Evcil hayvanların çoğu insanın hayatında hem psikolojik hem de fiziksel olarak birçok etkisi oluyor. Peki ya evde hayvan beslemek, beraberinde insan psikolojisi için daha çok mutluluk mu yoksa kişiyi özgür hissetmekten alıkoyan bir bağımlılık mı veriyor? Bu çok tartışılan bir konu son zamanlarda.
Öncelikle National Institutes of Health tarafından yapılan bir araştırmada “evcil hayvanların stresi azaltabileceği, çocukların duygusal ve sosyal becerilerini geliştirebileceği” şeklinde bulgular sunuyor. Bunun dışında da tabiki araştırmalar sonucunda kanıtlanmış bazı gerçekler var. Mesela yanlız hissetme, stres hissini azaltığı kanıtlanmış bir gerçek. Peki ya nasıl oluyor bu? Bildiğimiz üzere çoğunlukla köpekler gibi enerjisi diğer ev hayvanlarına göre fazla olan evcil hayvanlar enerjilerini atmak için sizlerle oyun oynamak isterler. Bu oyunlar sırasında hem siz kafanıza takılan bir konu, canınızı sıkan bir olay varsa unutmanıza yardımcı olur hem de eğlenceli vakit geçirmenize yardım eder. Bu sayede de dediğim gibi stres ve yanlızlık hissinizi unutmanızı sağlar.
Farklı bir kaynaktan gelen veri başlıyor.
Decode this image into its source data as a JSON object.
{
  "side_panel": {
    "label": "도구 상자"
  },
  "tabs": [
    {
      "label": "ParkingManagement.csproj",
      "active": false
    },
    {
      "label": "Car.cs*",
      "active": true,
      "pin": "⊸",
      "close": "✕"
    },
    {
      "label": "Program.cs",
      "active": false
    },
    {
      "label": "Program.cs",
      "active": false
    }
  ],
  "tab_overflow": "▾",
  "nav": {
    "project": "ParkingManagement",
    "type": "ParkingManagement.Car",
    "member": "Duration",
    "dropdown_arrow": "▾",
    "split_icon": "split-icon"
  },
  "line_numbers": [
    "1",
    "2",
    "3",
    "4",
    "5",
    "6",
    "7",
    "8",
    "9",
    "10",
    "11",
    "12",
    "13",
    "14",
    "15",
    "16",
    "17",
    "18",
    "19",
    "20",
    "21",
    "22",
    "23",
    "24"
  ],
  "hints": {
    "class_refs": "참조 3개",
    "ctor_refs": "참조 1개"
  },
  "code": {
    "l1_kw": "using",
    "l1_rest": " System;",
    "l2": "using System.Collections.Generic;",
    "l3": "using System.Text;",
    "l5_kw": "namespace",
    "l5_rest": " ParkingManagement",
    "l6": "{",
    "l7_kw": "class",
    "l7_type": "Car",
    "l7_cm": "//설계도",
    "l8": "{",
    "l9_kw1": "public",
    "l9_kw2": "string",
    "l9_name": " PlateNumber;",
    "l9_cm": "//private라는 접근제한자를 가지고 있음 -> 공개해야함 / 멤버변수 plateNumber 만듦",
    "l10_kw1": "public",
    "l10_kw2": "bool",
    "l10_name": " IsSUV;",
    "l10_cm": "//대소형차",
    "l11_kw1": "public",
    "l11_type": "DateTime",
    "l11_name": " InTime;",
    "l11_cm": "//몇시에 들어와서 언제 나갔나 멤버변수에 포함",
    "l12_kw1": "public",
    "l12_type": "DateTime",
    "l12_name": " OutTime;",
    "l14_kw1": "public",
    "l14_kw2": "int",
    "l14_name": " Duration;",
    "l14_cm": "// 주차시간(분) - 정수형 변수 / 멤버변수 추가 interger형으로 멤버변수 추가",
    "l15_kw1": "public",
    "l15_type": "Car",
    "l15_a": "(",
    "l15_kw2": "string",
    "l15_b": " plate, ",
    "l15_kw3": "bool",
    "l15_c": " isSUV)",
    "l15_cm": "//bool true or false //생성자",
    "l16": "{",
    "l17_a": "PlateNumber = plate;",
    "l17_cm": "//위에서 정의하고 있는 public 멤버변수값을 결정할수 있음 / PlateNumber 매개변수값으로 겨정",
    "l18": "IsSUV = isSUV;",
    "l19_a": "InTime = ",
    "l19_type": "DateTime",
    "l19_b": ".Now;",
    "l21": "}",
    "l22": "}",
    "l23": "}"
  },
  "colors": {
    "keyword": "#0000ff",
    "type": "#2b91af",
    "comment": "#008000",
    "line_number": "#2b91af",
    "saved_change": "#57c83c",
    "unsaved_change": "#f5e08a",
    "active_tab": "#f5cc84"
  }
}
Ama bazı zamanlarda evcil hayvan beslemenin özgürlüklerimizi kısıtladığı zamanlar oluyor tabiki.Eğer örnek vermek gerekirse ben kesinlikle uzun saatler boyunca dışarıda olamamak derim çünkü benim köpeğim evde tek başına kaldığı zaman çok ağlıyor ve tüm gün yapacak birşeyi olmadığı için yatıyor. Mesela bu olay beni çok üzdüğü için ya evden çok uzun saatler boyunca uzak kalamıyorum ya da onu da benimle birlikte götüreceğim yere götürmek zorunda kalıyorum. Bazı insanlar bunu saçma buluyor ama ben bunu çocuk yetiştirmeye benzetiyorum. Çünkü çocuğun olduğu zaman da eğlenmeye, kendine vakit ayırmaya çalışırsın ve eğer zaten küçük yaştaysa bilirsiniz ki yanınızdan ayrılmakta çok zorlanırlar ve sizinle her yere gelmek isterler. Siz sırf çocuğnuz var diye bi olaydan vaz geçmezsiniz. Onu da o olaya dahil etmeye çalışır, yanınızda götürmeye çalışırsınız. Aynı şekil evcil hayvanınız içinde geçerli bence. Ayrıca beni derinden etkileyen bir söz var. “Sizin dünyanız geniş olabilir ama onların ki sadece sizden ibaret.”. Çok doğru değil mi? Sırf bu cümle yüzünden ben köpeğimi beni zorlasa bile imanım olan her yere götürmeye çalışıyorum.
Sonuç olarak onların amacı bizi işlerimizden, eğlencemizden alıkoymak değil. Onlar nasıl bize fark etmeden duygusal olarak rahatlamamıza, zor zamanlarımızda o günleri atlatmamıza yardımcı oluyorlarsa, bizde onlara güzel bir yaşam sürmeleri için yardımcı olmalıyız. Ayrıca onlar bizim hayat arkadaşlarımız, bizde onların hayat arkadaşlarıyız. Unutmayın onların hayatı bizden ibaret.